20th Minister of Justice
- In office 11 December 2020 – 12 December 2024
- Prime Minister: Ingrida Šimonytė
- Preceded by: Elvinas Jankevičius
- Succeeded by: Rimantas Mockus

Member of Seimas
- Incumbent
- Assumed office 13 November 2020
- Constituency: Party list

Personal details
- Born: 16 August 1988 (age 37) Vilnius, Lithuanian SSR, Soviet Union
- Party: Freedom Party
- Spouse: Daniel Dobrovolskij
- Alma mater: Mykolas Romeris University

= Ewelina Dobrowolska =

Lithuanian politician (born 1988)

Ewelina Dobrowolska (Evelina Dobrovolska; born 16 August 1988) is a Lithuanian politician and activist. She was elected to the Seimas on behalf of the Freedom Party in 2020.
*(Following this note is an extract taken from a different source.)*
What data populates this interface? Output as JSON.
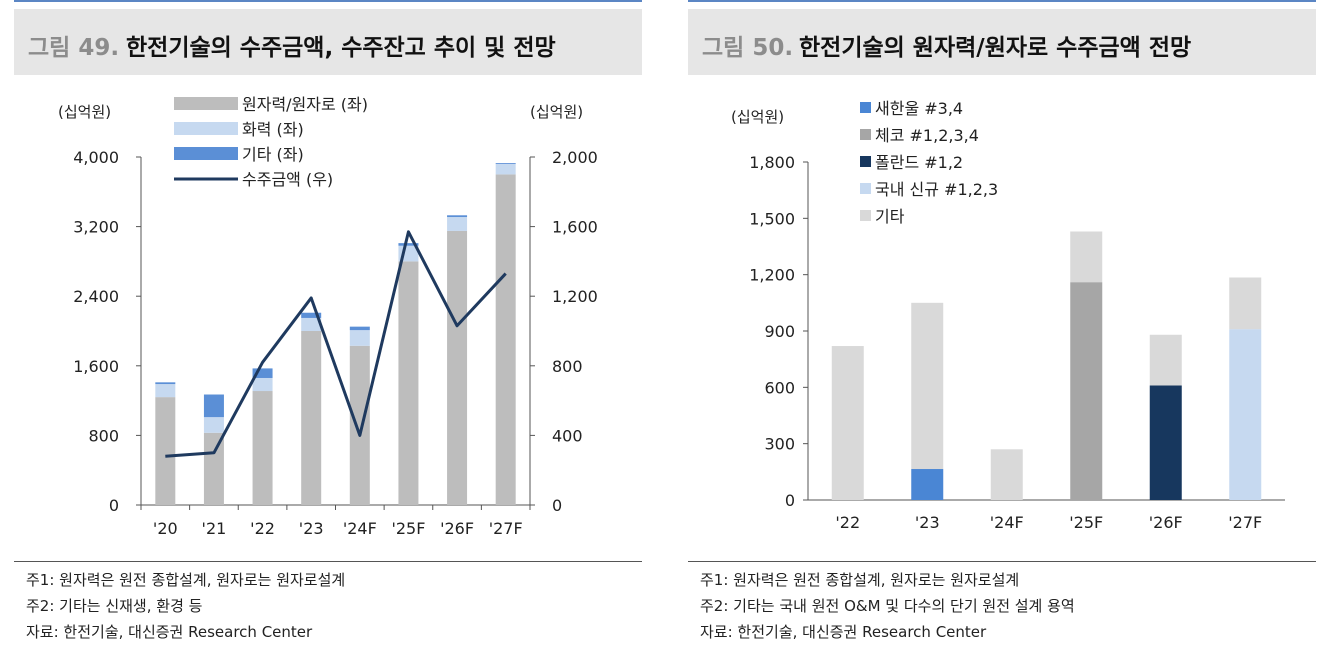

On 7 December 2020, she was appointed to serve as Minister of Justice in the Šimonytė Cabinet, succeeding Elvinas Jankevičius in that role.

==Biography==
In 2010, she graduated BA in law from the Mykolas Romeris University and the following year she started working as an Assistant Attorney at a law firm. She became a member of the European Foundation of Human Rights. She became involved in social activities in the field of combating discrimination and protecting human rights. She represented among others numerous persons in court proceedings concerning the original spelling of surnames.

In 2019, she ran for the Vilnius City Council and she became a Councillor at the beginning of 2020. In the same year, she ran in the parliamentary elections from the list of the liberal Freedom Party. She was then elected as Member of the Seimas.